Re: Intellectual Property: What is the Extropian position?

From: Mike Lorrey (mlorrey@datamann.com)
Date: Fri Jun 21 2002 - 18:24:52 MDT


Phil Osborn wrote:
>
> The funny thing is that the Chinese I have known and
> worked with closely is that even though they don't
> believe in intellectual property, they are the most
> closed-mouth people I have ever met. It is like
> pulling teeth to get enough information to do my job.

Thats not funny, its an expected reaction. If anything you create,
including your speech and your labor, is not considered 'yours', then
you are going to be extremely stingy about who and what you expose it
to.

An excellent example of the sort of world that would result from an end
to IP: where scientific advances cease because anyone who is capable of
abstract thought is so closed mouthed that the normal western practice
of scientific openness and cross fertilization grinds to a halt.

> Often I will be handed a job to be published and have
> no idea if it is supposed to be a flyer, part of the
> new catalog, or go on the website, or whether it will
> be black and white, two color or full color, and if I
> try to get the info I need, they get angry.
>
> Every job is handled like that - and it serves several
> purposes. First, when the employee is given
> inadequate instruction - or, often, completely wrong
> instructions (but always verbally) - then he or she
> will always fail on the first iteration. This gives
> the boss a chance to demonstrate how worthless the
> employee is - always in front of other employees.
> Everyone pretends that the boss is correct in his or
> her dressing down.
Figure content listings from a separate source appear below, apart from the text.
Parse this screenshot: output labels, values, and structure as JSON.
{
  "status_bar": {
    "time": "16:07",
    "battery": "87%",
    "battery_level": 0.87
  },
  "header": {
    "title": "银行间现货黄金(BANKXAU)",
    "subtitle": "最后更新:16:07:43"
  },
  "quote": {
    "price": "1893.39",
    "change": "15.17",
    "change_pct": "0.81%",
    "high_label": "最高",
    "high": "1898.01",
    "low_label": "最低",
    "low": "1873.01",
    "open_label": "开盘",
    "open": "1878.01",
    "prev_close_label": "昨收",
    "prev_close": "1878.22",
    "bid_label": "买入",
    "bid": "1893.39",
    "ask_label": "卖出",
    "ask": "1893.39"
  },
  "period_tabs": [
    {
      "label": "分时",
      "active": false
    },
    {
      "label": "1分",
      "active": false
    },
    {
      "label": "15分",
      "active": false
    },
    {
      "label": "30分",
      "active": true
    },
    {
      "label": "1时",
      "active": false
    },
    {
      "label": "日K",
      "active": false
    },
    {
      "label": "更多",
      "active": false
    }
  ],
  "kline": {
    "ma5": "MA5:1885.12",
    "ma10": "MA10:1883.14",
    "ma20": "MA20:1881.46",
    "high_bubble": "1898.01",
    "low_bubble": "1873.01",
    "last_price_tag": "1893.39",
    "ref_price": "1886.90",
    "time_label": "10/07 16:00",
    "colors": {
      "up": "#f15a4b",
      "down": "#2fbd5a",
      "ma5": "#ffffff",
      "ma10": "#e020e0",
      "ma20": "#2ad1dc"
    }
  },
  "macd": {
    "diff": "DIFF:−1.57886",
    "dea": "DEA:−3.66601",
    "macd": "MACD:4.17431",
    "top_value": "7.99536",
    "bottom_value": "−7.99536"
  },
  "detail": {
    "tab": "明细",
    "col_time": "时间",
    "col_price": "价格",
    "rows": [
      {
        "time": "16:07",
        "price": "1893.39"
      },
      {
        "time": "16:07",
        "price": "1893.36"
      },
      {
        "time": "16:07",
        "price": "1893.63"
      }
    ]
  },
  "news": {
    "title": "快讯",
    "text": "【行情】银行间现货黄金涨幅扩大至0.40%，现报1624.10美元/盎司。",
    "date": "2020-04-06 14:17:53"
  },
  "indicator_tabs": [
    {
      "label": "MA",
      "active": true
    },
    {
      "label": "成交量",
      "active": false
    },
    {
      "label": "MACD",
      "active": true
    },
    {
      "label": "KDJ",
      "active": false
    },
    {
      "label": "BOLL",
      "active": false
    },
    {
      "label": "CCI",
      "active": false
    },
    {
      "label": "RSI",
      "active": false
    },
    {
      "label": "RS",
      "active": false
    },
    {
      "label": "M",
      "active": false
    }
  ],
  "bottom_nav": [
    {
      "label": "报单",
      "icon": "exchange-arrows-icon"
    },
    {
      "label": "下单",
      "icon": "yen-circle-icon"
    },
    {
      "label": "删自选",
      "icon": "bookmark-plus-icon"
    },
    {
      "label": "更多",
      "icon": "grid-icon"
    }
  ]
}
They know the drill. FACE is what
> matters. The Chinese do not believe in an objective
> reality.

To be expected. If the state owns you, body, blood, heart, mind, IP, and
soul, you will believe whatever the state (i.e. your boss) tells you is
reality, and you will accept that anything you observe to the contrary
with your own eyes must be misunderstanding, miscomprehnsion, or
outright hallucination.

>
> So the boss gains face at the employee's expense, and
> if the failure is great or can be made to look so,
> then THAT will be written up and the employee required
> to sign the boss's version, which goes into his or her
> permanent file.

That sounds like standard military bureaucratic practice. Saw a lot of
that in the Air Force.

>
> However, business is business and they have manuals on
> how to conduct business as war that make Machievelli
> look like an amateur. Only a few of them have ever
> been translated out of Chinese and some of them are
> even banned in China (e.g., "Thick, Black Theory") -
> which doesn't stop them from being best sellers there.

This sounds like a book that needs an english translation ASAP.